Saturday, October 5, 2024

Tautona Lodge sale shocker!

The High Court is expected to shed light on explosive claims suggesting that government’s purchase of Tautona Lodge was a financial sleight of hand to divert public funds to private hands connected to the ruling Botswana Democratic Party (BDP).

The Minister of Presidential Affairs Kabo Morwaeng, The Attorney General Abraham Keetshabe, former Minister of Agriculture Christian de Graaff, former Chairman of Thamaga-Mogoditshane Sub-District, Patrick Manthe and the Public Procurement and Asset Disposal Board (PPADB) have been slapped with writs summons to appear before the High Court to answer for the government’s controversial purchase of the lodge from de Graaff at the cost of P54 million.

All the defendants in the case are members of the BDP except for the Attorney General and the PPADB.

Botswana Congress Party (BCP) President and Leader of Opposition Dumelang Saleshando and BCP Vice President Goretetse Kekgonegile who have filed the court action, claim in their court documents that, “the acquisition of Tautona Lodge constituted a simulated transaction aimed at siphoning funds from the national purse to facilitate those connected to the ruling party.” The duo further stated that the Tautona Lodge farm “was bought at a highly inflated price”, through direct procurement method.

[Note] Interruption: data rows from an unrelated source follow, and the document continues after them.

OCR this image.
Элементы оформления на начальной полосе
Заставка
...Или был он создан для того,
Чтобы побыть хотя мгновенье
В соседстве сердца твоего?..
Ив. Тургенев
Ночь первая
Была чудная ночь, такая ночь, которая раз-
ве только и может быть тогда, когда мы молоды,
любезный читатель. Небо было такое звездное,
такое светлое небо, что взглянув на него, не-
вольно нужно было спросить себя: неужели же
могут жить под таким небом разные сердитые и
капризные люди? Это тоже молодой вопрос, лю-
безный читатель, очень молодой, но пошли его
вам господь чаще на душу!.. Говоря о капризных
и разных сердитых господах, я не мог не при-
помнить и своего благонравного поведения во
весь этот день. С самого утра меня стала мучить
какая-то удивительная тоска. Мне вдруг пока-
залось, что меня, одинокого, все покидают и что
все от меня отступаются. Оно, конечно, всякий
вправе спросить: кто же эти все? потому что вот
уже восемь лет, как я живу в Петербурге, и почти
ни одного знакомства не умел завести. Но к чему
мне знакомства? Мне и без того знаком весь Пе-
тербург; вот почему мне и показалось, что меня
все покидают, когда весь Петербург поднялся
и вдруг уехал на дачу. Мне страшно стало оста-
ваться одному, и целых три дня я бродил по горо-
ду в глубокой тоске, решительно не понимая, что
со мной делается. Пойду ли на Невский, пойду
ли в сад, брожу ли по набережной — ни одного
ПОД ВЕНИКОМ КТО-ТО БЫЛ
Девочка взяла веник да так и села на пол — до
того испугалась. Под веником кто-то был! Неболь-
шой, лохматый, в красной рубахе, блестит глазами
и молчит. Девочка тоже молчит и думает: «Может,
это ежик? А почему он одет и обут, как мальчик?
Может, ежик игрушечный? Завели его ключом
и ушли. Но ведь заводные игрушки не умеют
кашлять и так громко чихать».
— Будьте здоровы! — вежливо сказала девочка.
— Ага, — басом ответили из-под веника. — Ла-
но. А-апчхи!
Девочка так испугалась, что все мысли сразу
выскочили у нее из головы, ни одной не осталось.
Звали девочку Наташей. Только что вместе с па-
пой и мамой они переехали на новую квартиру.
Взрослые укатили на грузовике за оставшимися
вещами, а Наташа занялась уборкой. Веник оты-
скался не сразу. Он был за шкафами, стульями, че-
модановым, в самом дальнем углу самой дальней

Their court records also suggest that immovable assets including an undisclosed number of cattle and wild animals which formed part of the assets being sold in the Tautona Lodge transaction were diverted to public hands.

It has never been made public that government bought cattle and wild animals along with the Tautona Lodge farm.

Among other things, the two BCP leaders are asking the High Court to issue “a declarator that all movable asets forming the subject of the purported sale vest in the state and should be retrived whereever they are found and in whomsoever they may be found.”

The are also asking for a court order directing de Graaf and the farm manager Patrick Manthe ´to deliver an inventory of all movable assets of Tautona Lodge including cattle and wild animals which at the time of the purported sale constituted part of the assets being sold.”

The also asked the court to issue an order “directing a Deputy Sherrif of the court with the assistance of the police to seize and deliver to the Sheriff all such movable assets as are the property of the State which formed part of the assets being sold in the Tautona Lodge transaction.”

Saleshando and Kekgonegile also want the court to set aside the decision by the Attorney General and/or PPADB  “to allow for the transfer of certain movable assets acquired through public funds to be transferred and/or ceded to individuals.”

The BCP leadership state that they have in their possession information detailing how the Office of the President made a request to PPADB for the direct acquisition of Tautona Lodge.

“The said request was approved by the Public Procurement Disposal Board on a date unknown to the Plaintiffs,” the BCP leaders stated.  Challenging the direct acquisition of Tautona Lodge which they argue “amount to abuse of power” they pointed out that it fell outside the legislatively sanctioned rationale for direct acquisition.

“There exists no rational justification for the direct acquisition of Tautona Loge in the circumstances of this case other than it being a corrupt practice or an attempt to siphon public funds through a disguised transaction………  there exists no continuing service which Tautona Lodge has rendered to the government and falling within the scope and ambit of the exemption legislatively recognised”, the BCP leaders stated.  

They also revealed that Morwaeng and de Graaff have flatly refused to disclose the documents relating to the request for direct acquisition of Tautona Lodge’s entire issued share capital and those forming the basis of the approval for direct acquisition of the lodge.

Saleshando and Kekgonegile argued that government has several farms in the Ghanzi and other parts of Botswana, which are currently unutilised or under-utilised, which could serve the same purpose as the current Tautona Lodge. The BCP leaders want the court to reverse the transactions arguing that they are “unlawful and unconstitutional and moreover were obtained by fraud” on the part of Tautona Lodge and de Graaff by officials of the Botswana Government.

“The impugned transactions are unlawful as contemplated by Corruption and Economic Crime Act, the Penal Code of Botswana and indeed the Public Procurement and Assets Disposal Board Act and as constituting improper or unlawful conduct by employees of any state institution; unlawful expenditure of public money and intentional or negligent loss of public money.”